2.8  Tenants choice requires Fair competition

  The "Decent Homes" public service agreement target is being implemented in a way which overrules the ongoing government commitment to "tenants' choice". This results from the unfair financial competition against council housing. In this context the "decent homes" targets risk being discredited in tenants' eyes as a cynically manipulated manoeuvre to end council housing. This situation is not justified financially—the fair funding of council housing would be a prudent use of public funding. To achieve locally-agreed decent homes standards for all council housing requires measures to create a level playing field and give substance to the fourth option tenants and many local authorities want: council homes remaining under direct council management with substantial investment available directly without strings attached. This will give tenants real choice in implementing decent homes targets.

    —  What precise budget is used to meet the additional costs to government of "overhanging debt" transferred from local authorities due to transfer? [what funding available for PFI credits, and how much made available to underwrite PEI schemes in housing and other sectors including health, education? How much does this amount to and is it an equitable and justified use of public funds?

    —  What is the total cost to local and national government of stock transfer so far?

    —  What is the total "Daylight Robbery" difference between council rental income and allocated expenditure on management and maintenance and MRA? Why is this not used to fund direct investment in council housing? How does government justify transferring these so-called "surpluses" to transfer landlords?

  Liverpool Council's stock options survey estimated that it would cost around £117 million to carry out the necessary repairs to bring 13,000 of its homes up to the decency standard. Cabinet member for housing Flo Clucas said neither arm's-length management nor the private finance initiative looked like viable options, and the lack of alternatives available meant councils had their "hands tied behind their backs". "We certainly do not have enough money to bring the properties up to the standard," she said. "It's highly unlikely that we'll be able to do so. We believe there needs to be some flexibility from government."

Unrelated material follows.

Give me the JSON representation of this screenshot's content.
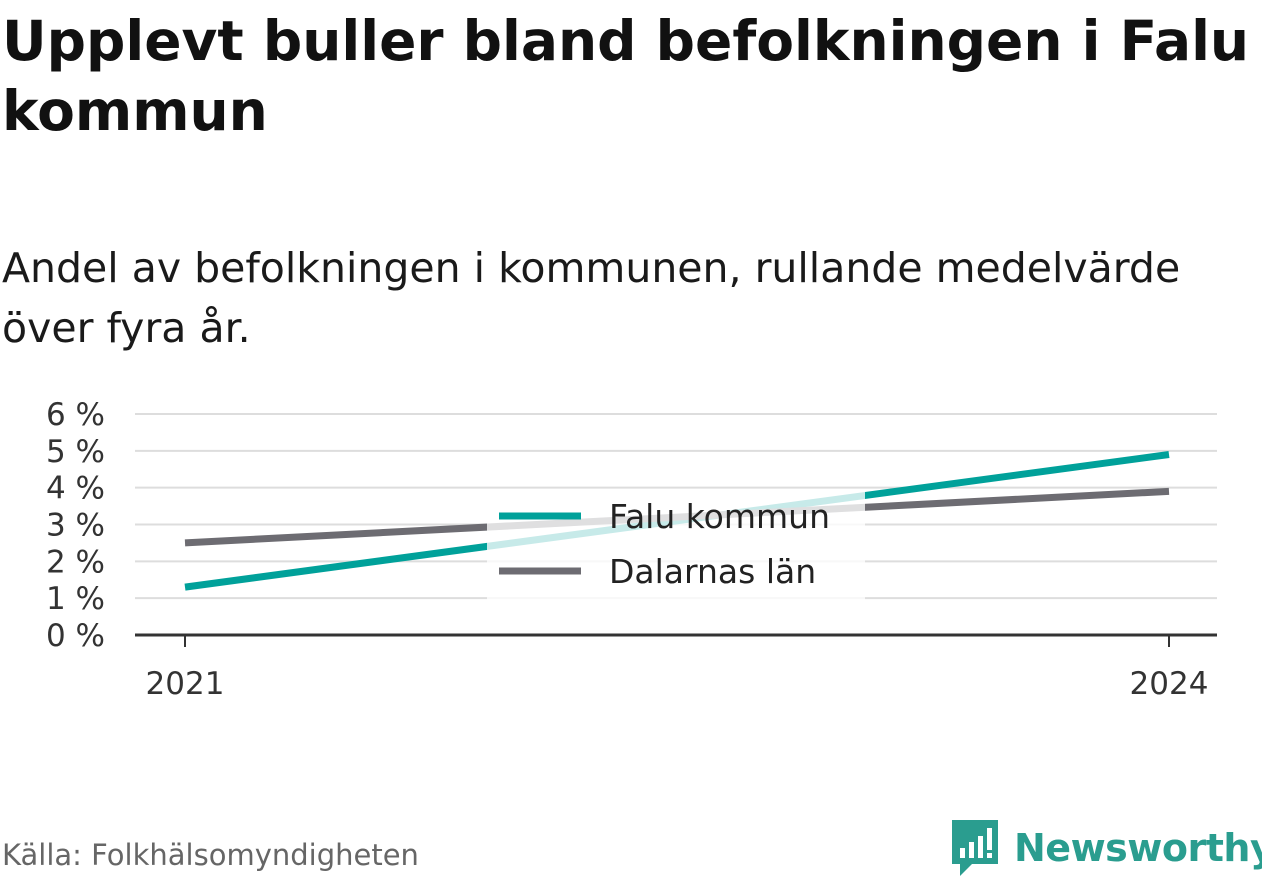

  Birmingham Council's chief executive Lin Homer told Inside Housing there was no quick fix for the city's housing service. Ms Homer said: "I do not think we are going to turn around housing in the city overnight.

  "My focus is not particularly on what we do in the star rating this year, it's on what we do in the city over the next few years," she said. "We do not think we are in it for quick wins."

  Frances O'Grady deputy general secretary, TUC

    "The TUC wants to see a level playing field for housing investment. Sadly the Local Government Bill will encourage precisely the opposite. Councils that transfer their stock will have debts wiped out. Councils that do not transfer will continue to service their housing debt. Good quality housing is central to ensuring a decent quality of life. Government must deal with the backlog in all public housing repairs, much sooner than 2010. There are twice as many families live in council housing as in housing association housing. So it's pretty obvious that to solve the problem the government has got to invest in council housing."